This video is a vignette of how statistics can be employed in a meaningful way. As a student who formerly struggle to like statistics, you have no idea how much this intrigue me. I believe the other end of the statistics teaching and learning spectrum, which in this case will be statistics teachers struggling to present statistics as interesting, will find this as intriguing as I do.

I will be a total bore and start from defining statistics, which widely accepted as a science or practice that related with collecting, analyzing and infer from a large sets of data. The more organized a society is, the more important statistics will be, because certainly you cannot handle each individual data from each member of society separately. We need statistics for that; to collect, organize, and analyze the data as a whole, and from there making inference that gives us information about certain aspect of society. It can be economy, population or environment, just to name of view.

Given the importance, one can say that statistics can be thought as a separate branch of knowledge. Which it is, but for some reason it gets overlapped a lot with mathematics because statistics, embroiling a lot of counting as it is, is certainly very mathematical. But where does statistics stand compared to mathematics? It is actually one of the five strands of mathematics, along with number sense, geometry, algebra, and measurement. Hence its taught in primary and secondary school as part of the mathematics curriculum. But statistics also stands out quite special because well, we have mathematicians and statisticians, but we don’t have calculust or geometrist … okay, this is just a joke of mine, but you gotta admit it makes quite a sense. Most of the non-teaching professions that employ math usually need math in the form of combined application of all the strands, with one or some fields being emphasized more than the other, but statistics have field of application that stand out by itself. In tertiary education, not all college majors have to take math, but statistics are usually taught because its importance for research.

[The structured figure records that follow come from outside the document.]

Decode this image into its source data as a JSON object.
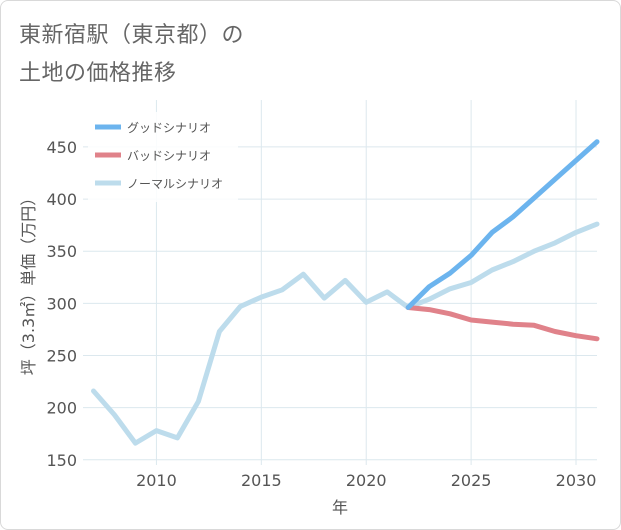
{
  "title_lines": [
    "東新宿駅（東京都）の",
    "土地の価格推移"
  ],
  "chart_data": {
    "type": "line",
    "title": "東新宿駅（東京都）の土地の価格推移",
    "xlabel": "年",
    "ylabel": "坪（3.3㎡）単価（万円）",
    "xlim": [
      2006.5,
      2031
    ],
    "ylim": [
      145,
      495
    ],
    "x_ticks": [
      2010,
      2015,
      2020,
      2025,
      2030
    ],
    "y_ticks": [
      150,
      200,
      250,
      300,
      350,
      400,
      450
    ],
    "grid": true,
    "legend_position": "top-left",
    "series": [
      {
        "name": "グッドシナリオ",
        "color": "#6cb4ee",
        "x": [
          2022,
          2023,
          2024,
          2025,
          2026,
          2027,
          2028,
          2029,
          2030,
          2031
        ],
        "values": [
          296,
          316,
          329,
          346,
          368,
          383,
          401,
          419,
          437,
          455
        ]
      },
      {
        "name": "バッドシナリオ",
        "color": "#e0828a",
        "x": [
          2022,
          2023,
          2024,
          2025,
          2026,
          2027,
          2028,
          2029,
          2030,
          2031
        ],
        "values": [
          296,
          294,
          290,
          284,
          282,
          280,
          279,
          273,
          269,
          266
        ]
      },
      {
        "name": "ノーマルシナリオ",
        "color": "#bddcec",
        "x": [
          2007,
          2008,
          2009,
          2010,
          2011,
          2012,
          2013,
          2014,
          2015,
          2016,
          2017,
          2018,
          2019,
          2020,
          2021,
          2022,
          2023,
          2024,
          2025,
          2026,
          2027,
          2028,
          2029,
          2030,
          2031
        ],
        "values": [
          216,
          193,
          166,
          178,
          171,
          206,
          273,
          297,
          306,
          313,
          328,
          305,
          322,
          301,
          311,
          296,
          304,
          314,
          320,
          332,
          340,
          350,
          358,
          368,
          376
        ]
      }
    ]
  }
}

But I pretty massively digress. The point that I’m trying to make is that although statistics is part of mathematics, it is also stand out quite differently by itself. This by all means does not translate to it being the special snowflake; more of the opposite, to be honest. Mathematics is glamourized by the nerds as the science of logic and statistics is often pushed to the edge because it is thought to only consist of numbers (a lot of it) and counting. Counting a lot of numbers is boring, it gives you no mental satisfaction, and prone to frustrating mistakes. If students who like math think of it that way, how do you think the math haters gonna be. Me, for instance, although not a very accomplished Olympiad participant, am quite fond of math. I avoided statistics like plague, along with real analysis. Yet, although I looked at real Analysis with intimidation and fear, I admit I underestimate statistics a bit. I thought of it only as a matter of numbers and formulas and god it’s boring because I cannot see what I am doing.

Nonetheless, the blame is not on us the clueless child. The way statistics being taught traditionally focuses on the procedures and formulas, and fails to teach children to look at statistical problem holistically and derive meanings from it. This parochial way of learning apparently leads to misunderstanding and misconception in the adulthood. Some research actually reported a series of result from some psychological research that record how adult understand or misunderstand statistical ideas. This article also gives shorter illustration on how misinterpretation of statistical notion can be a disadvantage. Hence, the education stakeholders in some of the major countries in the world suggested reforming the aim of statistics education, which leads to the idea of statistical literacy.

What is statistical literacy, you ask? I know, nice phrase isn’t it, I thought so too. Although there is no universal consensus about the definition of statistical literacy, Wallman (1993) gave a quite good definition of it which she wrote for the journal of American Statistical Association. Statistical literacy is “the ability to understand and critically evaluate statistical results that permeate our daily lives – coupled with the ability to appreciate the contribution that statistical thinking can make in public and private, as well as professional and personal decision.”

Why is it important then? Well, one cannot deny that we live in a data and information laden world. Every day we are bombarded with percentage, census, polling result, graph and diagram, as well as sentences like “2 from 5 people choose Colgate” or “people with dilated pupils 77% more likely to be under influence of drugs”. Experts and advocates use statistics to strengthen their argument and to intimidate unknowing peasants. The misunderstanding and misconception I mentioned above shows quite clearly about how the failure in handling and being critical over information can affect us. Even if it does not do any harm, clearly grasping information better and knowing how to deal with it is needed for people to function efficiently as a citizen in society. Being statistically literate gives edge in personal and professional situation (mostly professional), for example impressing your employer or colleague.

Now it is our responsibility as a teacher to create environment for students to learn statistics such a way that it is no longer a mere procedures, computation, and image, but also a way to make sense of the world.